En 1925, lors de sa leçon inaugurale à la chaire de clinique chirurgicale de l’université de Strasbourg, il affirme que la chirurgie ne doit plus se limiter à la correction ou à l’ablation des lésions anatomiques mais qu’elle doit s’attaquer au traitement des troubles fonctionnels. Son domaine de recherche et de pratique chirurgicale est le système vasculaire et sa commande par le système nerveux sympathique. Ayant constaté l’existence de réflexes vasomoteurs importants lors d’interventions chirurgicales, il émet l’hypothèse que certaines pathologies sont déterminées par ces phénomènes plutôt que par des lésions anatomiques sous jacentes. Une telle conception le conduit à promouvoir des interventions neurovasculaires : en interrompant chirurgicalement le système nerveux sympathique innervant un territoire artériel et tissulaire, il prédit et obtient une vasodilatation et une hyperrhémie qui restaurent en partie la fonction physiologique du tissu irrigué.

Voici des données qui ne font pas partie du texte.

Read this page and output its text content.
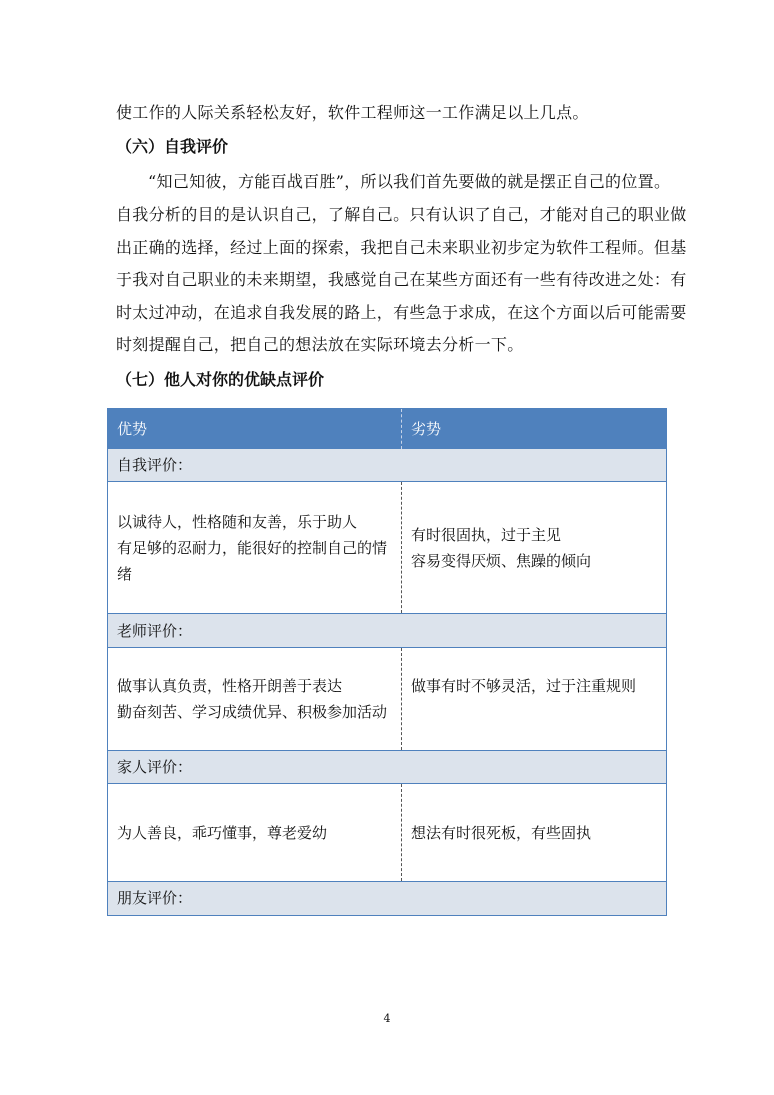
使工作的人际关系轻松友好，软件工程师这一工作满足以上几点。
（六）自我评价
“知己知彼，方能百战百胜”，所以我们首先要做的就是摆正自己的位置。
自我分析的目的是认识自己，了解自己。只有认识了自己，才能对自己的职业做
出正确的选择，经过上面的探索，我把自己未来职业初步定为软件工程师。但基
于我对自己职业的未来期望，我感觉自己在某些方面还有一些有待改进之处：有
时太过冲动，在追求自我发展的路上，有些急于求成，在这个方面以后可能需要
时刻提醒自己，把自己的想法放在实际环境去分析一下。
（七）他人对你的优缺点评价
优势	劣势
自我评价：
以诚待人，性格随和友善，乐于助人
有足够的忍耐力，能很好的控制自己的情
绪
有时很固执，过于主见
容易变得厌烦、焦躁的倾向
老师评价：
做事认真负责，性格开朗善于表达
勤奋刻苦、学习成绩优异、积极参加活动
做事有时不够灵活，过于注重规则
家人评价：
为人善良，乖巧懂事，尊老爱幼	想法有时很死板，有些固执
朋友评价：
4
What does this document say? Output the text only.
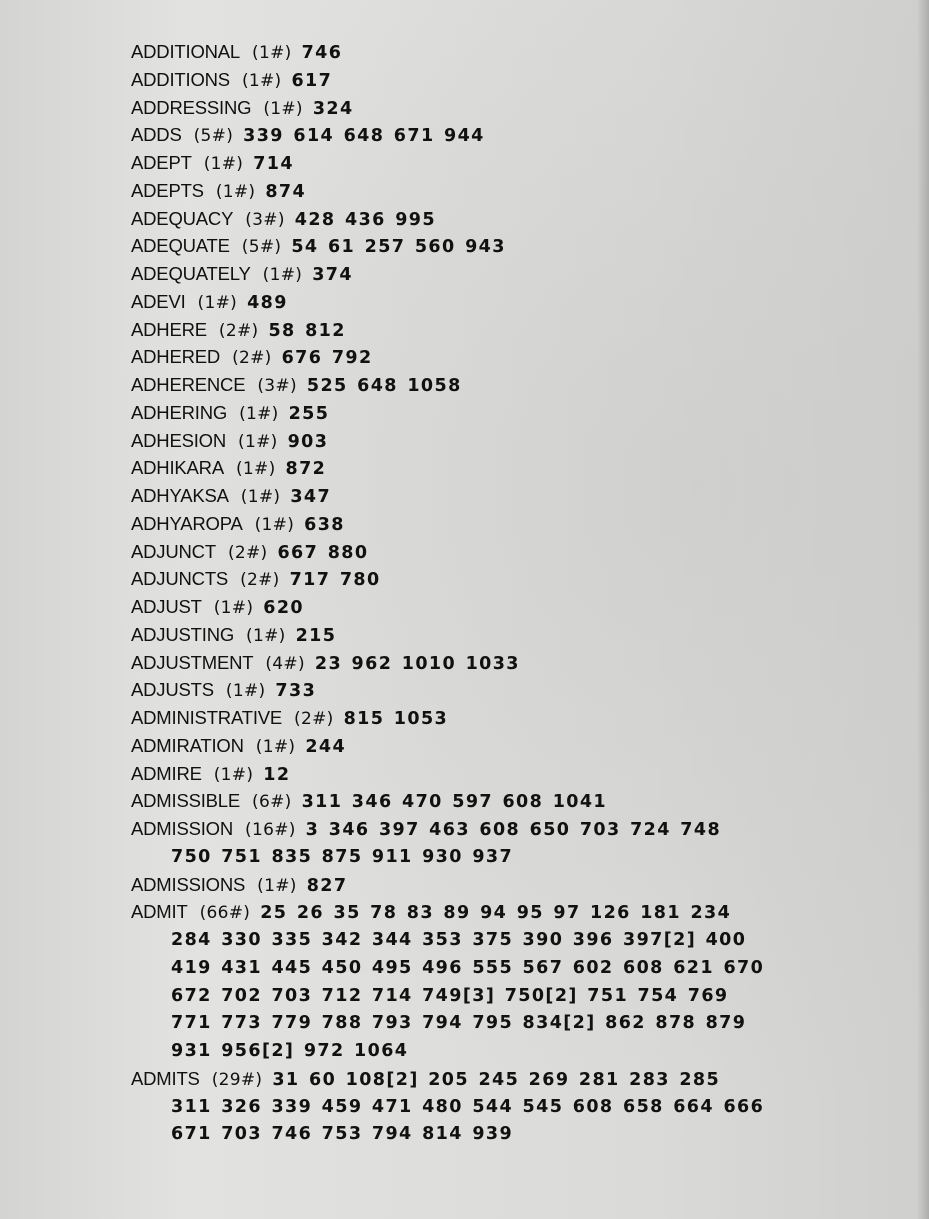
ADDITIONAL (1#) 746
ADDITIONS (1#) 617
ADDRESSING (1#) 324
ADDS (5#) 339 614 648 671 944
ADEPT (1#) 714
ADEPTS (1#) 874
ADEQUACY (3#) 428 436 995
ADEQUATE (5#) 54 61 257 560 943
ADEQUATELY (1#) 374
ADEVI (1#) 489
ADHERE (2#) 58 812
ADHERED (2#) 676 792
ADHERENCE (3#) 525 648 1058
ADHERING (1#) 255
ADHESION (1#) 903
ADHIKARA (1#) 872
ADHYAKSA (1#) 347
ADHYAROPA (1#) 638
ADJUNCT (2#) 667 880
ADJUNCTS (2#) 717 780
ADJUST (1#) 620
ADJUSTING (1#) 215
ADJUSTMENT (4#) 23 962 1010 1033
ADJUSTS (1#) 733
ADMINISTRATIVE (2#) 815 1053
ADMIRATION (1#) 244
ADMIRE (1#) 12
ADMISSIBLE (6#) 311 346 470 597 608 1041
ADMISSION (16#) 3 346 397 463 608 650 703 724 748
750 751 835 875 911 930 937
ADMISSIONS (1#) 827
ADMIT (66#) 25 26 35 78 83 89 94 95 97 126 181 234
284 330 335 342 344 353 375 390 396 397[2] 400
419 431 445 450 495 496 555 567 602 608 621 670
672 702 703 712 714 749[3] 750[2] 751 754 769
771 773 779 788 793 794 795 834[2] 862 878 879
931 956[2] 972 1064
ADMITS (29#) 31 60 108[2] 205 245 269 281 283 285
311 326 339 459 471 480 544 545 608 658 664 666
671 703 746 753 794 814 939
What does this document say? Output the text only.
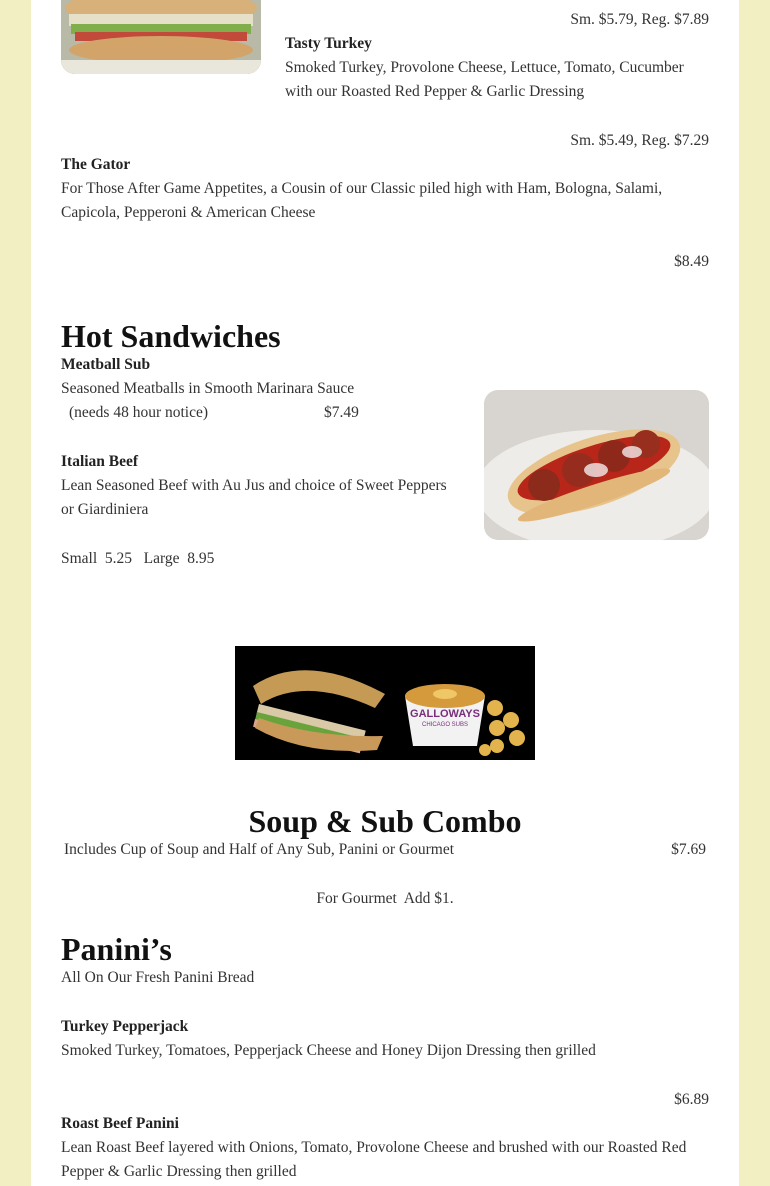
Sm. $5.79, Reg. $7.89
Tasty Turkey
Smoked Turkey, Provolone Cheese, Lettuce, Tomato, Cucumber
with our Roasted Red Pepper & Garlic Dressing
Sm. $5.49, Reg. $7.29
The Gator
For Those After Game Appetites, a Cousin of our Classic piled high with Ham, Bologna, Salami,
Capicola, Pepperoni & American Cheese
$8.49
Hot Sandwiches
Meatball Sub
Seasoned Meatballs in Smooth Marinara Sauce
(needs 48 hour notice)	$7.49
Italian Beef
Lean Seasoned Beef with Au Jus and choice of Sweet Peppers
or Giardiniera
Small  5.25   Large  8.95
GALLOWAYS
CHICAGO SUBS
Soup & Sub Combo
Includes Cup of Soup and Half of Any Sub, Panini or Gourmet	$7.69
For Gourmet  Add $1.
Panini’s
All On Our Fresh Panini Bread
Turkey Pepperjack
Smoked Turkey, Tomatoes, Pepperjack Cheese and Honey Dijon Dressing then grilled
$6.89
Roast Beef Panini
Lean Roast Beef layered with Onions, Tomato, Provolone Cheese and brushed with our Roasted Red
Pepper & Garlic Dressing then grilled
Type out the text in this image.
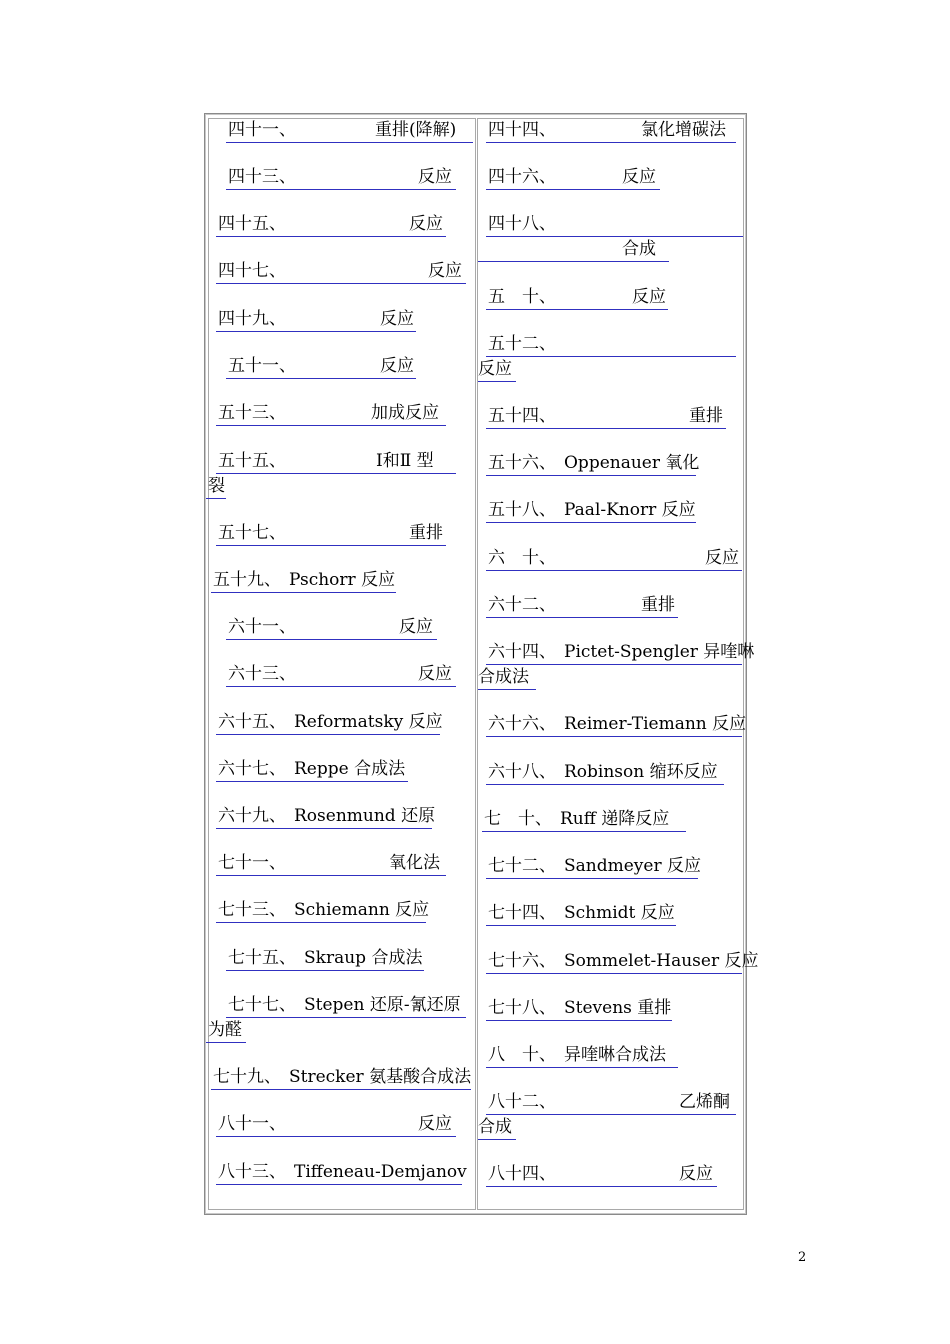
四十一、	重排(降解)
四十三、	反应
四十五、	反应
四十七、	反应
四十九、	反应
五十一、	反应
五十三、	加成反应
五十五、	Ⅰ和Ⅱ 型
裂
五十七、	重排
五十九、 Pschorr 反应
六十一、	反应
六十三、	反应
六十五、 Reformatsky 反应
六十七、 Reppe 合成法
六十九、 Rosenmund 还原
七十一、	氧化法
七十三、 Schiemann 反应
七十五、 Skraup 合成法
七十七、 Stepen 还原-氰还原
为醛
七十九、 Strecker 氨基酸合成法
八十一、	反应
八十三、 Tiffeneau-Demjanov
四十四、	氯化增碳法
四十六、	反应
四十八、
合成
五　十、	反应
五十二、
反应
五十四、	重排
五十六、 Oppenauer 氧化
五十八、 Paal-Knorr 反应
六　十、	反应
六十二、	重排
六十四、 Pictet-Spengler 异喹啉
合成法
六十六、 Reimer-Tiemann 反应
六十八、 Robinson 缩环反应
七　十、 Ruff 递降反应
七十二、 Sandmeyer 反应
七十四、 Schmidt 反应
七十六、 Sommelet-Hauser 反应
七十八、 Stevens 重排
八　十、 异喹啉合成法
八十二、	乙烯酮
合成
八十四、	反应
2
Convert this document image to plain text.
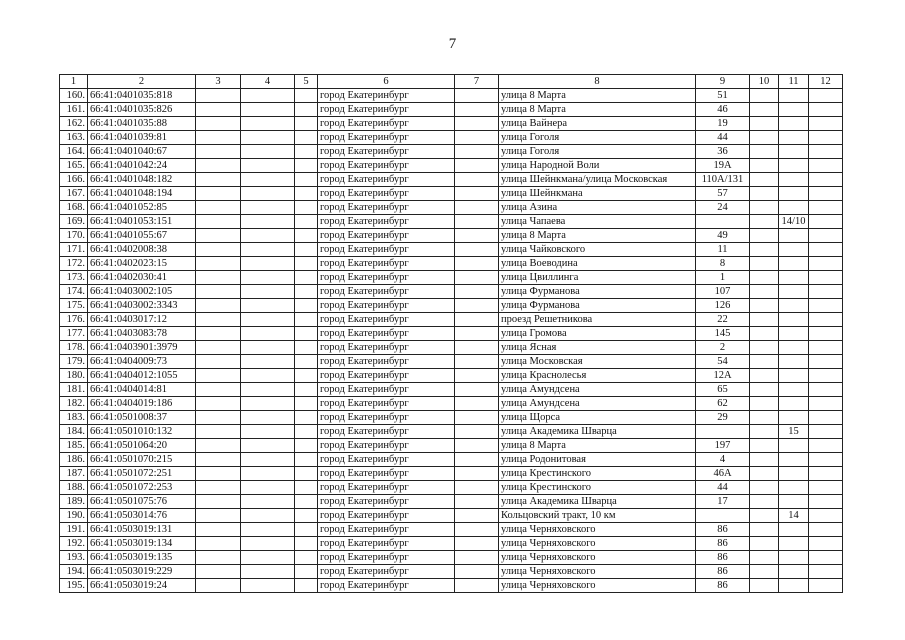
7
1	2	3	4	5	6	7	8	9	10	11	12
160.	66:41:0401035:818				город Екатеринбург		улица 8 Марта	51			
161.	66:41:0401035:826				город Екатеринбург		улица 8 Марта	46			
162.	66:41:0401035:88				город Екатеринбург		улица Вайнера	19			
163.	66:41:0401039:81				город Екатеринбург		улица Гоголя	44			
164.	66:41:0401040:67				город Екатеринбург		улица Гоголя	36			
165.	66:41:0401042:24				город Екатеринбург		улица Народной Воли	19А			
166.	66:41:0401048:182				город Екатеринбург		улица Шейнкмана/улица Московская	110А/131			
167.	66:41:0401048:194				город Екатеринбург		улица Шейнкмана	57			
168.	66:41:0401052:85				город Екатеринбург		улица Азина	24			
169.	66:41:0401053:151				город Екатеринбург		улица Чапаева			14/10	
170.	66:41:0401055:67				город Екатеринбург		улица 8 Марта	49			
171.	66:41:0402008:38				город Екатеринбург		улица Чайковского	11			
172.	66:41:0402023:15				город Екатеринбург		улица Воеводина	8			
173.	66:41:0402030:41				город Екатеринбург		улица Цвиллинга	1			
174.	66:41:0403002:105				город Екатеринбург		улица Фурманова	107			
175.	66:41:0403002:3343				город Екатеринбург		улица Фурманова	126			
176.	66:41:0403017:12				город Екатеринбург		проезд Решетникова	22			
177.	66:41:0403083:78				город Екатеринбург		улица Громова	145			
178.	66:41:0403901:3979				город Екатеринбург		улица Ясная	2			
179.	66:41:0404009:73				город Екатеринбург		улица Московская	54			
180.	66:41:0404012:1055				город Екатеринбург		улица Краснолесья	12А			
181.	66:41:0404014:81				город Екатеринбург		улица Амундсена	65			
182.	66:41:0404019:186				город Екатеринбург		улица Амундсена	62			
183.	66:41:0501008:37				город Екатеринбург		улица Щорса	29			
184.	66:41:0501010:132				город Екатеринбург		улица Академика Шварца			15	
185.	66:41:0501064:20				город Екатеринбург		улица 8 Марта	197			
186.	66:41:0501070:215				город Екатеринбург		улица Родонитовая	4			
187.	66:41:0501072:251				город Екатеринбург		улица Крестинского	46А			
188.	66:41:0501072:253				город Екатеринбург		улица Крестинского	44			
189.	66:41:0501075:76				город Екатеринбург		улица Академика Шварца	17			
190.	66:41:0503014:76				город Екатеринбург		Кольцовский тракт, 10 км			14	
191.	66:41:0503019:131				город Екатеринбург		улица Черняховского	86			
192.	66:41:0503019:134				город Екатеринбург		улица Черняховского	86			
193.	66:41:0503019:135				город Екатеринбург		улица Черняховского	86			
194.	66:41:0503019:229				город Екатеринбург		улица Черняховского	86			
195.	66:41:0503019:24				город Екатеринбург		улица Черняховского	86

Les relations ontologiques, anatomiques et fonctionnelles entre les vaisseaux et les nerfs sont étroites, et sont toujours un sujet actuel de recherche. Leriche a montré la présence de réactions vasomotrices locales indépendantes de la circulation générale, l’existence d’une innervation sympathique des vaisseaux coronaires dont le dérèglement pourrait être à l’origine d’un syndrome angineux, l’origine neurologique de certains troubles vasomoteurs lors de traumatismes.

Il applique avec succès des techniques opératoires nouvelles s’appuyant sur ses recherches sur le contrôle de la vasomotricité par le sympathique. Ces méthodes s’avèrent efficaces – au moins dans un premier temps – dans une variété d’indications telles que l’artérite oblitérante des membres inférieurs, les troubles vasomoteurs post-traumatiques, etc.

En 1939 il succède à Charles Nicolle au Collège de France ce qui lui permet de continuer ses recherches en y créant un laboratoire de chirurgie expérimentale et de conceptualiser ses théories sur la physiologie et la pathologie. Dans le sillage de Claude Bernard, Leriche déclarait que « la maladie apparaît surtout comme une perversion fonctionnelle » ; une simple déviation fonctionnelle étant capable, selon lui, de provoquer la maladie avant de créer des dégâts anatomiques irréversibles. Ainsi, un spasme artériel chronique engendre à la longue des lésions vasculaires, une entorse grave des lésions osseuses.

Les tentatives de Leriche à rétablir une physiologie normale dans diverses situations pathologiques en pratiquant des sections chirurgicales limitées du système nerveux sympathique précèdent de loin la découverte des agents pharmacologiques bloquant sélectivement les différents récepteurs du même système.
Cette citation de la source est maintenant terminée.